Como o perfume que transpira à noite
Da margem da lagoa — a flor mimosa —
Vai deleitar o viajor que a névoa
Desorienta da campina extensa,
Vinham amenizar — lembranças dela
A sombria tristeza de minh'alma!
De plaga em plaga como o hebreu maldito
Refugiei-me em vão, buscando d'alma
Expulsar o pesar que me roía!
Mendiguei um alívio ao céu de Itália;
Aos cantos do barqueiro errei à noite
— Nas ondas perfumadas de Sorrento; —
Adormeci na encosta do Vesúvio,
E visitei as lúcidas paragens
Onde Laura e Petrarca suspiraram.
Mas era embalde!... nem o céu brilhante,
Nem o meigo sorriso, — o olhar de fogo
Da bela Italiana, nem os cantos,
Nem os festins ruidosos de Veneza,
Sanar puderam de meu seio a mágoa,
E a dor pungente que ia fundo n'alma!
A loira Grécia dirigi meus passos,
Adormeci à sombra dessas ruínas
Onde envolto em seu manto de descrença
Lorde Byron vagou.
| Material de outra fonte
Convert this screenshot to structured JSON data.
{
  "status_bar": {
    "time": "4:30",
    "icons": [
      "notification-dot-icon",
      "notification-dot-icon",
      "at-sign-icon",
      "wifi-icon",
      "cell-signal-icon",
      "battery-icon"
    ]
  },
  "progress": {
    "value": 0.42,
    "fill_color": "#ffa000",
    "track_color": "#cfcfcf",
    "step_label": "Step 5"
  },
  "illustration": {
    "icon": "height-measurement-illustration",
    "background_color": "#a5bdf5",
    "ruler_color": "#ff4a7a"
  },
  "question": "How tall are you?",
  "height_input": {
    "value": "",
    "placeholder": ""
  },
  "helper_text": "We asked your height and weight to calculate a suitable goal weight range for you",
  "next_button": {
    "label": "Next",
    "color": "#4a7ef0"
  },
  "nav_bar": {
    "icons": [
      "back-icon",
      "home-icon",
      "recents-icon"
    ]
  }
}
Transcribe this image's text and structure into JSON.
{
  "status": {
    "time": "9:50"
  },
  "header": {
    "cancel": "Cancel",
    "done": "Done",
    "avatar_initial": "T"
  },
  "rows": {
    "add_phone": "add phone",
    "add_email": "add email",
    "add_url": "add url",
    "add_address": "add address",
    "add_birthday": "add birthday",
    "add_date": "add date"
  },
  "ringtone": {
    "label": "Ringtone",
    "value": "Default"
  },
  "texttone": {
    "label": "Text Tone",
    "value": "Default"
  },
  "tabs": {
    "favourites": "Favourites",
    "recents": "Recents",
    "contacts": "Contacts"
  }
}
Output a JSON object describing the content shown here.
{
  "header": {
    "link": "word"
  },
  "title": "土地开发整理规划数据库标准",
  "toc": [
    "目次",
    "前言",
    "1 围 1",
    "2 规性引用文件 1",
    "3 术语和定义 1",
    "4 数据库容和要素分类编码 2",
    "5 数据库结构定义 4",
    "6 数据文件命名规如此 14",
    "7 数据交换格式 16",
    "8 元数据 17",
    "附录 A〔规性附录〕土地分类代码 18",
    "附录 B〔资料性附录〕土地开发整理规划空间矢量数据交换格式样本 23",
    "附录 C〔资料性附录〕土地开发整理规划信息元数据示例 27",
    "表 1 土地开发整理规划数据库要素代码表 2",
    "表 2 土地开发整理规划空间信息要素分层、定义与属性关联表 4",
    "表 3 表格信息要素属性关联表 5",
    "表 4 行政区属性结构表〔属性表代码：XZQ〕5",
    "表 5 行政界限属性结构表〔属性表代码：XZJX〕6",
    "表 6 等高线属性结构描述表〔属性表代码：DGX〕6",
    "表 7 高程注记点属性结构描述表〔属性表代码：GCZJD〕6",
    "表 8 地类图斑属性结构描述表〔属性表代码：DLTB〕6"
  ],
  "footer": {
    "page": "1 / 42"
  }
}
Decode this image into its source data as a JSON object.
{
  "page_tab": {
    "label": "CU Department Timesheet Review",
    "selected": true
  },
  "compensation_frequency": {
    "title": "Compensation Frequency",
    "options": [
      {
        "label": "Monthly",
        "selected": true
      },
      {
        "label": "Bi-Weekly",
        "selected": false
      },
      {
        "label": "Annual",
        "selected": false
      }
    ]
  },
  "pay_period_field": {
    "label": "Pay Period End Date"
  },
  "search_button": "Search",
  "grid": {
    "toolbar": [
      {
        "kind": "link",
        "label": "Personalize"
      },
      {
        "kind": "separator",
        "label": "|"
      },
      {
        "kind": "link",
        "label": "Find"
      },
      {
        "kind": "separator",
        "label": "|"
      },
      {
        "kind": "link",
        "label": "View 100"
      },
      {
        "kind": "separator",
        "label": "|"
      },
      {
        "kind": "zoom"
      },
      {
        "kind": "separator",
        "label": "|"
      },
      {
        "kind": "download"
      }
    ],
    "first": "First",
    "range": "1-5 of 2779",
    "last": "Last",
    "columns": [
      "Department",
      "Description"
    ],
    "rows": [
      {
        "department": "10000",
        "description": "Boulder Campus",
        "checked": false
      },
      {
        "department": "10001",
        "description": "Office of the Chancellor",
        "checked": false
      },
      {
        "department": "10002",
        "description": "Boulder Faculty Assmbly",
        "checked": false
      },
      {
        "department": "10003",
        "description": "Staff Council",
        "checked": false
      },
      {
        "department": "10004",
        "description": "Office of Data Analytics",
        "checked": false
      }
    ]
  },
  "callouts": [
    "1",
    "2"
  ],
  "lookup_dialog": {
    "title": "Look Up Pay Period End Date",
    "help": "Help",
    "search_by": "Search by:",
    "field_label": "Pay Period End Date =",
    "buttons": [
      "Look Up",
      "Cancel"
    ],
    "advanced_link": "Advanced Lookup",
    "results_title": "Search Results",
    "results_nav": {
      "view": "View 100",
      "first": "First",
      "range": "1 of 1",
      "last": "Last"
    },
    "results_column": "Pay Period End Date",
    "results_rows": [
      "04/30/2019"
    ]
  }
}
Abri meu peito
Às vozes divinais de antigas eras,
E no sopro das brisas que passavam
Ouvi o coro de — milhões de deuses —
Que das balsas floridas levantavam-se
À minha invocação; de Tempe ao vale
Fui aos ecos pedir — os doces cantos —
Que ali ditosa repetira Safo
Nos braços de Faon; e no entanto
Em vão minh'alma se engolfar buscava
No livro do passado, — em vão meus lábios
Murmuravam canções de seus poetas!
O pesar me seguia — mudo, — frio —
Horrível como um plúmbeo pesadelo!
Deixei a Grécia. Às regiões ardentes
Onde nuvens de areia o ar percorrem
— No sólio do zenite — o sol nublando,
Onde lenta caminha a caravana
Abrasada de sede e de cansaço,
— Fugindo o tédio de uma vida eivada,
Como — Harold ou René — lancei-me triste
Cercada a fronte de trevosas nuvens.
Descansei sob as tendas do deserto,
Matei a sede de meu peito em fogo
— Nas águas lamacentas das cisternas,
E após deixando os areais sem termos
Embrenhei-me nas selvas seculares
Lá onde à sombra de soberbos cedros
Dormia a solidão seu sono imenso!
— Mas as canções dos árabes errantes, —
Os urros do simoun, — o murmúrio
Da folhagem da selva, — o mundo todo —
Desse vasto poema do deserto —
Falavam-me de dor e de amarguras,
Negra saudade me acordavam n'alma!
Vaguei nos mares à tormenta exposto,
Vi diante de meus pés — o oceano e a morte, —
E meu frágil baixel arrebatado
— Ora no dorso de espumosas vagas —
Ir doudejando topetar nas nuvens,
— Ora no abismo se afundar gemendo! —
Abrindo as asas negras sobre os mares
Corria o furacão rugindo em fúrias
Como o anjo da morte! No infinito
— A orquestra da tormenta — ribombava
Horrível e sublime! O céu rugia,
As serpentes de fogo se enroscavam
No espaço abraseado, — as ardentias
Referviam no abismo escancarado
Como os lumes que em breve me esperavam
Na tumba imensa de revoltas águas!
E enquanto os mastros a estalar caíam
Ao roçar da tormenta, enquanto os nautas
Prostrados no convés — a Deus clamavam
Ante a agonia — a tempestade — e a morte,
Pedindo às vagas, olvidando tudo,
O nome dela eu murmurava em prantos.
Dos abismos à flor, como Manfredo,
Os gênios invoquei — vertiginoso —
P'ra que lançassem de minh'alma aos ermos
— De mim mesmo, um profundo esquecimento.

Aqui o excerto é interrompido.